Klezmer in Nederland
Klezmorim ca. 1910
De tweede jeugd van de klezmer kwam uit de Verenigde Staten overwaaien, waar jonge joden zich gingen interesseren voor de oude grammofoon-platen en vergeelde bladmuziek die hun grootouders en overgrootouders uit Oost-Europa hadden mee-genomen. Zij ontdekten de muziek waarop hun familieleden vroeger dansten en begonnen de liedjes noot voor, noot op te schrijven, zodat de melodieën in elk geval voor het nageslacht bleven bewaard. Die muziek bleek nog heel speelbaar, merkten de jonge Amerikaanse muziekwetenschappers en artiesten. De eerste bandjes ontstonden, en hoewel het nooit officieel zo is afgesproken, nemen de meeste klezmerologen als moment van de wedergeboorte de uitgave van Yiddische Renaissance van de Klezmer Conservatory Band uit 1976. Op een elpee, toen nog.

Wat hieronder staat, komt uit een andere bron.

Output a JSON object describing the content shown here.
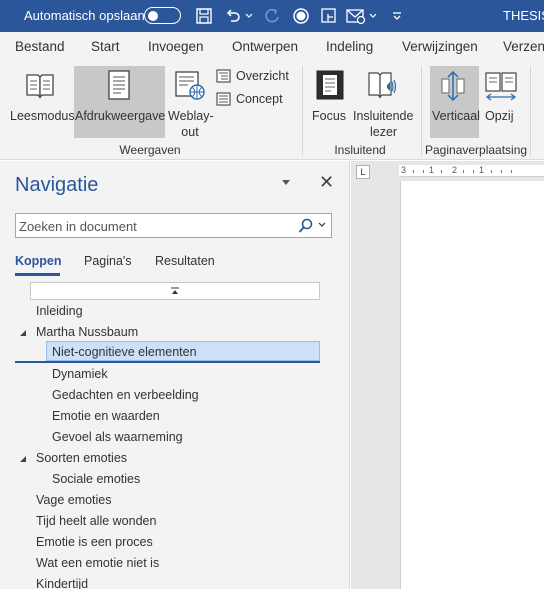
{
  "titlebar": {
    "autosave_label": "Automatisch opslaan",
    "doc_title": "THESIS...",
    "icons": [
      "save-icon",
      "undo-icon",
      "redo-icon",
      "circle-icon",
      "touch-mode-icon",
      "mail-icon",
      "customize-icon"
    ]
  },
  "tabs": [
    "Bestand",
    "Start",
    "Invoegen",
    "Ontwerpen",
    "Indeling",
    "Verwijzingen",
    "Verzen"
  ],
  "ribbon": {
    "views": {
      "leesmodus": "Leesmodus",
      "afdrukweergave": "Afdrukweergave",
      "weblay_line1": "Weblay-",
      "weblay_line2": "out",
      "overzicht": "Overzicht",
      "concept": "Concept",
      "group_label": "Weergaven"
    },
    "immersive": {
      "focus": "Focus",
      "insluitende_line1": "Insluitende",
      "insluitende_line2": "lezer",
      "group_label": "Insluitend"
    },
    "page_movement": {
      "verticaal": "Verticaal",
      "opzij": "Opzij",
      "group_label": "Paginaverplaatsing"
    }
  },
  "navigation": {
    "title": "Navigatie",
    "search_placeholder": "Zoeken in document",
    "tabs": {
      "koppen": "Koppen",
      "paginas": "Pagina's",
      "resultaten": "Resultaten"
    },
    "headings": [
      {
        "label": "Inleiding"
      },
      {
        "label": "Martha Nussbaum"
      },
      {
        "label": "Niet-cognitieve elementen"
      },
      {
        "label": "Dynamiek"
      },
      {
        "label": "Gedachten en verbeelding"
      },
      {
        "label": "Emotie en waarden"
      },
      {
        "label": "Gevoel als waarneming"
      },
      {
        "label": "Soorten emoties"
      },
      {
        "label": "Sociale emoties"
      },
      {
        "label": "Vage emoties"
      },
      {
        "label": "Tijd heelt alle wonden"
      },
      {
        "label": "Emotie is een proces"
      },
      {
        "label": "Wat een emotie niet is"
      },
      {
        "label": "Kindertijd"
      }
    ]
  },
  "ruler": {
    "tab_marker": "L",
    "labels": [
      "3",
      "1",
      "2",
      "1"
    ]
  },
  "colors": {
    "accent": "#2b579a",
    "selected_heading_bg": "#cce0f7"
  }
}
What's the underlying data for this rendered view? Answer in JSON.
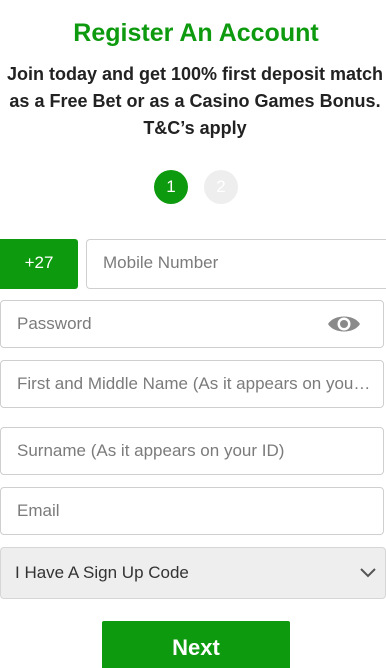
{
  "header": {
    "title": "Register An Account",
    "subtitle": "Join today and get 100% first deposit match as a Free Bet or as a Casino Games Bonus. T&C’s apply"
  },
  "steps": {
    "items": [
      "1",
      "2"
    ],
    "active": 1
  },
  "form": {
    "country_code": "+27",
    "mobile_placeholder": "Mobile Number",
    "password_placeholder": "Password",
    "first_name_placeholder": "First and Middle Name (As it appears on your ID)",
    "surname_placeholder": "Surname (As it appears on your ID)",
    "email_placeholder": "Email",
    "signup_code_select": "I Have A Sign Up Code"
  },
  "actions": {
    "next_label": "Next"
  },
  "icons": {
    "password_toggle": "eye-icon",
    "select_arrow": "chevron-down-icon"
  },
  "colors": {
    "brand_green": "#0e9a0e",
    "inactive_step": "#eeeeee"
  }
}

De nieuwe klezmer bereikte Nederland vrij laat,
omdat er hier nooit van een traditie sprake was
geweest. Dat wil zeggen, er waren natuurlijk wel
joodse artiesten actief die op joodse bruiloften
en bar mitswa feesten speelden, maar zij zongen
niet over de vrolijke Bulgaar. Zij speelden
Israëlisch liedjes, imiteerden Leo Fuld of zongen
'Als ik toch eens rijk was'.
VPRO-radiomaker
Wim Bloemendaal was halverwege de jaren tachtig waarschijnlijk de eerste die
klezmermuziek uit de Verenigde Staten naar
Nederland haalde. Tijdens het allereeste IDFA
in 1990, het Internationaal Docmentaire Festival
Amsterdam, draaide de inmiddels klassiek geworden
film 'A Jumping Night in the Garden of Eden' over
het ontstaan van de Klezmer Conservatory Band.